La Grèce reprend le contrôle de son énergie

par Enjeux Electriques
jeudi 29 janvier 2015

A peine élu, le nouveau Premier ministre grec, Alexis Tsipras, a déjà frappé un grand coup en annonçant le blocage de la privatisation de DEI, l’équivalent local d’EDF. Plus largement, il replace l’économie réelle, et en premier lieu l’énergie, au cœur de sa stratégie pour sortir le pays de l’ornière. 

Pour les 300 000 foyers les plus pauvres, déjà dans l’incapacité de régler leurs factures, il a promis l’électricité gratuite. Il faut dire que l’opinion publique a été indignée en juillet 2014 par la mort d’une tétraplégique sous assistance respiratoire, privée d’électricité pour quelques centaines d’euros d’impayés.

Vente de DEI, une mauvaise affaire pour le pays

Pour mener à bien son projet, le chef de Syriza a décidé d’abandonner la vente de DEI, l’entreprise publique qui alimente en électricité les deux tiers des Grecs. Le précédent gouvernement n’était déjà pas très favorable à cette décision, « très sévère », imposée par la Troïka (Union européenne, BCE et FMI), mais avait finalement cédé en juillet 2014. L’objectif était de faire passer la part de l’Etat grec dans DEI de 51 à 20% du capital. En comparaison l’Etat français détient 85% d’EDF et 33% de GDF Suez, sans que la Commission européenne trouve à y redire. 

Le montage prévu pour la cession de l’entreprise grecque n’était pas non plus très avantageux pour le pays. Seuls les actifs rentables (mines de lignite, barrages hydroélectriques, réserves de gaz naturel, réseaux électriques) devaient être mis en vente, pour environ 2 milliards de dollars. A côté, une structure de défaisance était prévue pour concentrer les 5 milliards de dollars de dettes. Bref, il était prévu que les pertes soient assumées par les contribuables grecs (mais aussi du reste de l’Europe via le programme d’aide financière), tandis que les bénéfices seraient privatisés.

Et maintenant, que faire ?

Dans ces conditions, si l’abandon de la vente est une bonne nouvelle pour la population, la situation de DEI est loin d’être réglée. L’entreprise publique est toujours criblée de dettes. De même, la promesse de rendre l’électricité gratuite pour les plus pauvres valide plutôt un état de fait (l’impossibilité de rembourser ce qu’ils doivent déjà) qu’une réelle politique sociale. Le nouvel exécutif ne pourra pas faire l’impasse sur une amélioration drastique de l’efficacité de DEI, faute de quoi le problème continuera de s’aggraver.

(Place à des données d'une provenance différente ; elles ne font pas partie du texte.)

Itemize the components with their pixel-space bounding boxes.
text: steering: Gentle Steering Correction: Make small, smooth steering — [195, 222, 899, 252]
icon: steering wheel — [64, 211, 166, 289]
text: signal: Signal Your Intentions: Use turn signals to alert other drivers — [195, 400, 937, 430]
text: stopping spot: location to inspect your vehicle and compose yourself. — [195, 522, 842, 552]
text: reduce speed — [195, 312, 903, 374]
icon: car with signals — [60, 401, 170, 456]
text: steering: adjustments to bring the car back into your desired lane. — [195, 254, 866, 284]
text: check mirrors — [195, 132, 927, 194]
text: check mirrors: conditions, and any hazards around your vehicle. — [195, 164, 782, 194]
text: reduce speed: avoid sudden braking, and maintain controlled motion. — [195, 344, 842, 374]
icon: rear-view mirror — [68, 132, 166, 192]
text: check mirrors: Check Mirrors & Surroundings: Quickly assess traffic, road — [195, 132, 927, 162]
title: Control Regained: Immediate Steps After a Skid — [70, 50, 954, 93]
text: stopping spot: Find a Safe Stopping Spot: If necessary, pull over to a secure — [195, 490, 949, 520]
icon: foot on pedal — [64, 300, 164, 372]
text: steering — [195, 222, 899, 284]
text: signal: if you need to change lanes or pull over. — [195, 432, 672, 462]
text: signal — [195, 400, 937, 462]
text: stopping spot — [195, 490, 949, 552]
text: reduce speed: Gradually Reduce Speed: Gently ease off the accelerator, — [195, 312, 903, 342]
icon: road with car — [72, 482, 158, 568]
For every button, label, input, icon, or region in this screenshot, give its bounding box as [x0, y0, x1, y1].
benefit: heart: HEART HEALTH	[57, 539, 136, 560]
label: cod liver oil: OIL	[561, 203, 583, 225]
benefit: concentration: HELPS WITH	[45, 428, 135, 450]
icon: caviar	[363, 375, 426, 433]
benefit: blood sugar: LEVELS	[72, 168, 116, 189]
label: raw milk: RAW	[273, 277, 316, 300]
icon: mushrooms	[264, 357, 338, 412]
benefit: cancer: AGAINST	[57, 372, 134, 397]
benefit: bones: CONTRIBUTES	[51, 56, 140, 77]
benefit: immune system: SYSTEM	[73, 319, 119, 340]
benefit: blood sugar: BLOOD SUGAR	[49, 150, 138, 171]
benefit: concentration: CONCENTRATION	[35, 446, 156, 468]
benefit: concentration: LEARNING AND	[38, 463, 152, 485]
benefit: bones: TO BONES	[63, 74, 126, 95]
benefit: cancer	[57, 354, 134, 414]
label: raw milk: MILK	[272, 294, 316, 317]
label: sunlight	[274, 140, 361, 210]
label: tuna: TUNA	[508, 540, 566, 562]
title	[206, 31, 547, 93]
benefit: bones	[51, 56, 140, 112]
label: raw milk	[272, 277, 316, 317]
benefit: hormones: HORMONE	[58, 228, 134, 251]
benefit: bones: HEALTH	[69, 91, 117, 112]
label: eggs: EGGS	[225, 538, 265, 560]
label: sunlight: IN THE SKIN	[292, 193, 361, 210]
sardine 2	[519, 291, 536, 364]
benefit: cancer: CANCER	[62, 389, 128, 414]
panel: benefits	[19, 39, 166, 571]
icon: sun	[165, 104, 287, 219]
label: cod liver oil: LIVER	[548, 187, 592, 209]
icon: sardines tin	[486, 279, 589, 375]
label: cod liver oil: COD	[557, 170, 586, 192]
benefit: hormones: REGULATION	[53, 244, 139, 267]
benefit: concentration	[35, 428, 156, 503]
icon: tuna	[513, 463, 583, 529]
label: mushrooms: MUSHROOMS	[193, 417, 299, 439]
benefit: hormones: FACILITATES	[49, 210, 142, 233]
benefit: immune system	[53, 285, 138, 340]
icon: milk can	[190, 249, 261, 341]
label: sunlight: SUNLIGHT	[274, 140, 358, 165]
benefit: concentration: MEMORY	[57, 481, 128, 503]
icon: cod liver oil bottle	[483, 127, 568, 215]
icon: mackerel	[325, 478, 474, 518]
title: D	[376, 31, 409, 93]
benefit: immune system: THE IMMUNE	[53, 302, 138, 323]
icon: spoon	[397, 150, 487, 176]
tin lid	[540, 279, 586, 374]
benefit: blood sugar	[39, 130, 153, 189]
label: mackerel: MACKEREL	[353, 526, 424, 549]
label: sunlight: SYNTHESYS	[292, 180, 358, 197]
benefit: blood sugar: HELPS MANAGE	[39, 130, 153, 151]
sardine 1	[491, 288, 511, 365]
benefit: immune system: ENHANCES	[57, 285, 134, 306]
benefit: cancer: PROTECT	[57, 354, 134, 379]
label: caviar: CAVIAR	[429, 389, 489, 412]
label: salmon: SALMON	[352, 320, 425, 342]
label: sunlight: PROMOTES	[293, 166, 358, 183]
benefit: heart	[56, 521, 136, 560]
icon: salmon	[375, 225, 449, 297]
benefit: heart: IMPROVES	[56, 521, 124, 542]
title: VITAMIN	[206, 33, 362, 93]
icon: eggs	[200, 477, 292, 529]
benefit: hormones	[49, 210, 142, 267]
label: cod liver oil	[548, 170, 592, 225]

Une bonne gestion de DEI pourrait servir la cause d’Alexis Tsipras pour négocier avec ses créanciers. En donnant des gages de son sérieux budgétaire, son projet d’étaler le remboursement de la dette grecque en fonction de la reprise économique deviendra plus crédible. De plus, l’arrêt de la privatisation de l’énergéticien public a déjà mis un coup d’arrêt aux craintes d’une hausse du prix de l’énergie, facteur-clef pour la compétitivité des entreprises. De fait, cette décision doit contribuer à une amélioration du climat économique, et potentiellement à la reprise.

Paradoxalement, l’arrêt de la cession de DEI pourrait rapporter plus d’argent aux Grecs que si l’électricien national avait été vendu. Il reste que le chemin est encore long et les incertitudes nombreuses, mais une lueur d’espoir existe pour relancer le pays.